Privacy Policy

Introduction

LABOR CONTROL, publisher of the Cards Control application, is committed to protecting the privacy of its service users. This privacy policy explains how we collect, use, share, and protect your personal data in accordance with the General Data Protection Regulation (GDPR).

1. Data Controller

2. Data Collected

We collect the following categories of data:

• Identification data: name, first name, profile photo
• Contact data: email, phone, address
• Professional data: company, position, website, social networks
• Technical data: IP address, browser type, device used
• Usage data: card sharing statistics, connection history

3. Processing Purposes

• Management of your user account
• Creation and sharing of digital business cards
• Management of your professional contacts
• Statistics and analytics of your cards
• Customer support and service improvement
• Compliance with legal and contractual obligations

4. Legal Basis for Processing

• Contract performance: processing necessary to provide our services
• Consent: for non-essential cookies and marketing communications
• Legitimate interest: improvement of our services, security
• Legal obligation: retention of billing data

5. Data Recipients

Your data may be transmitted to:

• Firebase/Google Cloud: hosting and authentication
• Stripe: payment processing
• CRM Services: only if you enable the integration (HubSpot, Salesforce, etc.)

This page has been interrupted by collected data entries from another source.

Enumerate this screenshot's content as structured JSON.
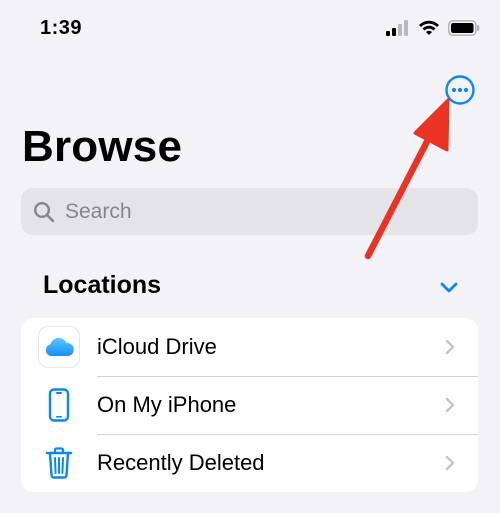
{
  "status_bar": {
    "time": "1:39"
  },
  "header": {
    "title": "Browse",
    "more_button_icon": "ellipsis-circle-icon"
  },
  "search": {
    "placeholder": "Search",
    "value": ""
  },
  "locations": {
    "header": "Locations",
    "items": [
      {
        "label": "iCloud Drive",
        "icon": "icloud-icon"
      },
      {
        "label": "On My iPhone",
        "icon": "iphone-icon"
      },
      {
        "label": "Recently Deleted",
        "icon": "trash-icon"
      }
    ]
  },
  "colors": {
    "accent": "#0a84ff",
    "background": "#f2f2f7",
    "search_bg": "#e3e3e8",
    "annotation_arrow": "#ea3323"
  }
}
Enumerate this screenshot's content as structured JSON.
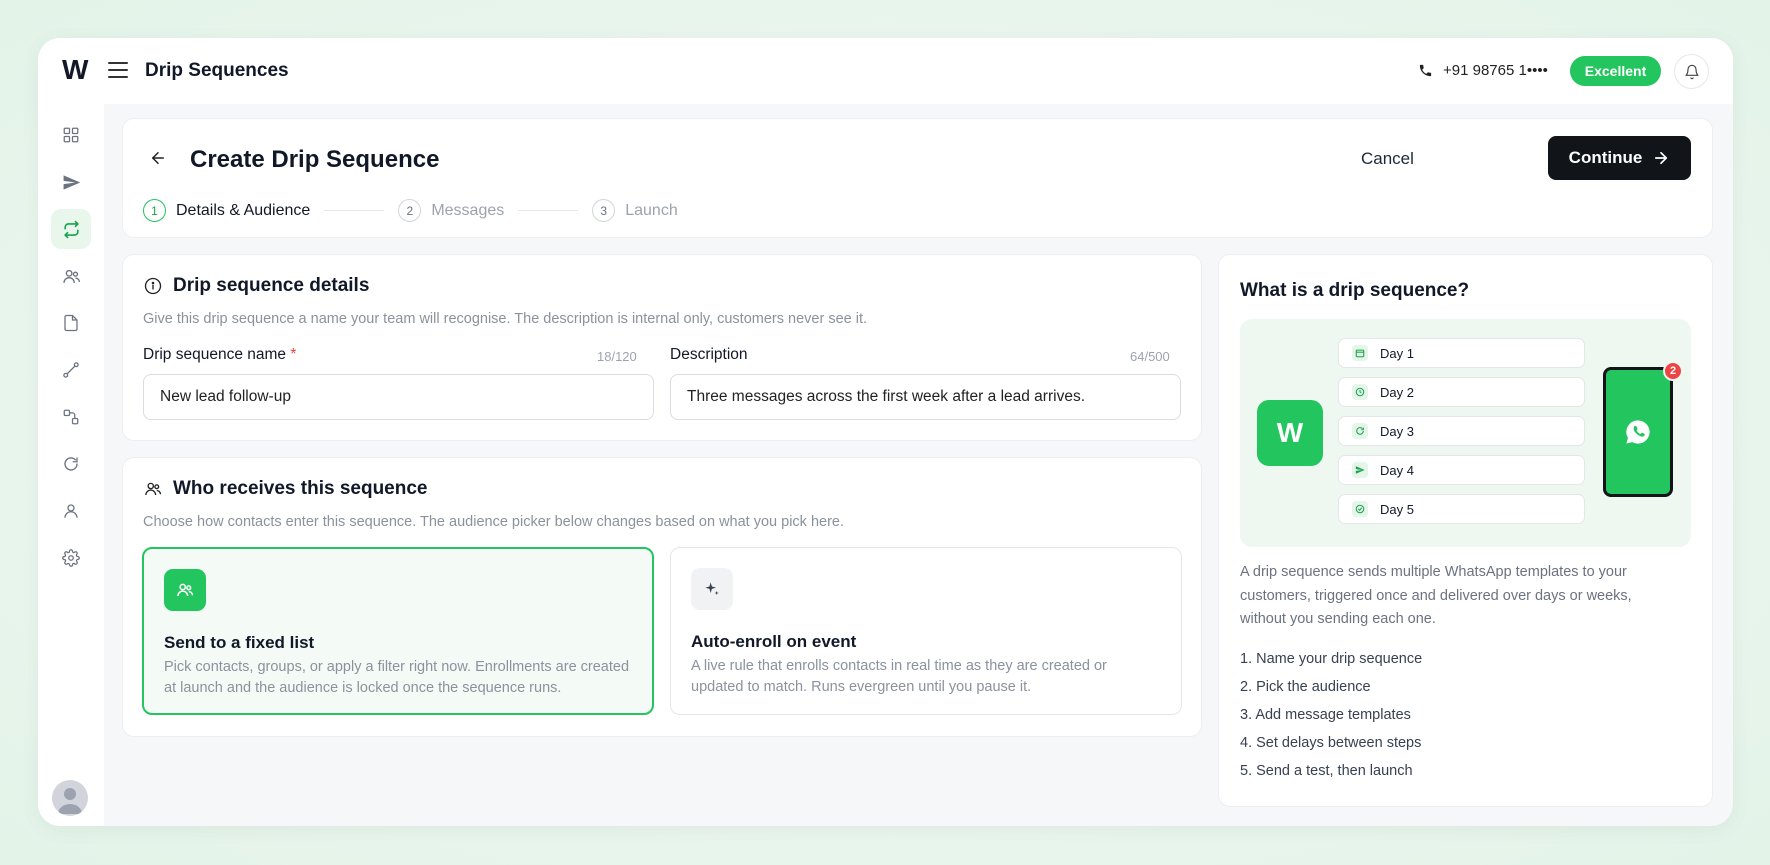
{
  "app": {
    "logo": "W",
    "title": "Drip Sequences",
    "phone": "+91 98765 1••••",
    "quality_badge": "Excellent"
  },
  "sidebar": {
    "items": [
      {
        "name": "dashboard-icon",
        "active": false
      },
      {
        "name": "send-icon",
        "active": false
      },
      {
        "name": "drip-cycle-icon",
        "active": true
      },
      {
        "name": "contacts-icon",
        "active": false
      },
      {
        "name": "document-icon",
        "active": false
      },
      {
        "name": "flow-icon",
        "active": false
      },
      {
        "name": "integrations-icon",
        "active": false
      },
      {
        "name": "refresh-icon",
        "active": false
      },
      {
        "name": "user-icon",
        "active": false
      },
      {
        "name": "settings-icon",
        "active": false
      }
    ]
  },
  "header": {
    "title": "Create Drip Sequence",
    "cancel_label": "Cancel",
    "continue_label": "Continue",
    "steps": [
      {
        "num": "1",
        "label": "Details & Audience",
        "active": true
      },
      {
        "num": "2",
        "label": "Messages",
        "active": false
      },
      {
        "num": "3",
        "label": "Launch",
        "active": false
      }
    ]
  },
  "details": {
    "title": "Drip sequence details",
    "subtitle": "Give this drip sequence a name your team will recognise. The description is internal only, customers never see it.",
    "name_label": "Drip sequence name",
    "name_required": "*",
    "name_counter": "18/120",
    "name_value": "New lead follow-up",
    "desc_label": "Description",
    "desc_counter": "64/500",
    "desc_value": "Three messages across the first week after a lead arrives."
  },
  "audience": {
    "title": "Who receives this sequence",
    "subtitle": "Choose how contacts enter this sequence. The audience picker below changes based on what you pick here.",
    "options": [
      {
        "title": "Send to a fixed list",
        "description": "Pick contacts, groups, or apply a filter right now. Enrollments are created at launch and the audience is locked once the sequence runs.",
        "selected": true
      },
      {
        "title": "Auto-enroll on event",
        "description": "A live rule that enrolls contacts in real time as they are created or updated to match. Runs evergreen until you pause it.",
        "selected": false
      }
    ]
  },
  "info": {
    "title": "What is a drip sequence?",
    "illustration": {
      "tile_letter": "W",
      "days": [
        "Day 1",
        "Day 2",
        "Day 3",
        "Day 4",
        "Day 5"
      ],
      "notification_count": "2"
    },
    "description": "A drip sequence sends multiple WhatsApp templates to your customers, triggered once and delivered over days or weeks, without you sending each one.",
    "steps": [
      "1. Name your drip sequence",
      "2. Pick the audience",
      "3. Add message templates",
      "4. Set delays between steps",
      "5. Send a test, then launch"
    ]
  },
  "colors": {
    "accent": "#22c55e",
    "dark_button": "#111418",
    "danger": "#ef4444"
  }
}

6. Transfers Outside the EU

Some of our subcontractors (Google/Firebase, Stripe) may process data in the United States. These transfers are governed by standard contractual clauses approved by the European Commission or by the EU-US Data Privacy Framework (DPF).

7. Data Retention Period

• Account data: retained during service use + 3 years after account deletion
• Analytics data: 25 months maximum
• Billing data: 10 years (legal obligation)

8. Your Rights

Under GDPR, you have the following rights:

• Right of access: obtain a copy of your data
• Right to rectification: correct inaccurate data
• Right to erasure: request deletion of your data
• Right to restriction: limit processing of your data
• Right to data portability: receive your data in a structured format
• Right to object: object to processing of your data

To exercise your rights, contact us at: Contact@labor-control.fr

You can also file a complaint with the CNIL (French Data Protection Authority): www.cnil.fr

9. Data Security

We implement appropriate technical and organizational measures to protect your data: AES-256 encryption, secure authentication (JWT), restricted data access, regular security audits, hosting on ISO 27001 certified infrastructure.

10. Cookies

For more information about cookie usage, please see our Cookie Policy.

11. Changes

We may modify this privacy policy at any time. In case of substantial changes, we will notify you by email or notification in the application.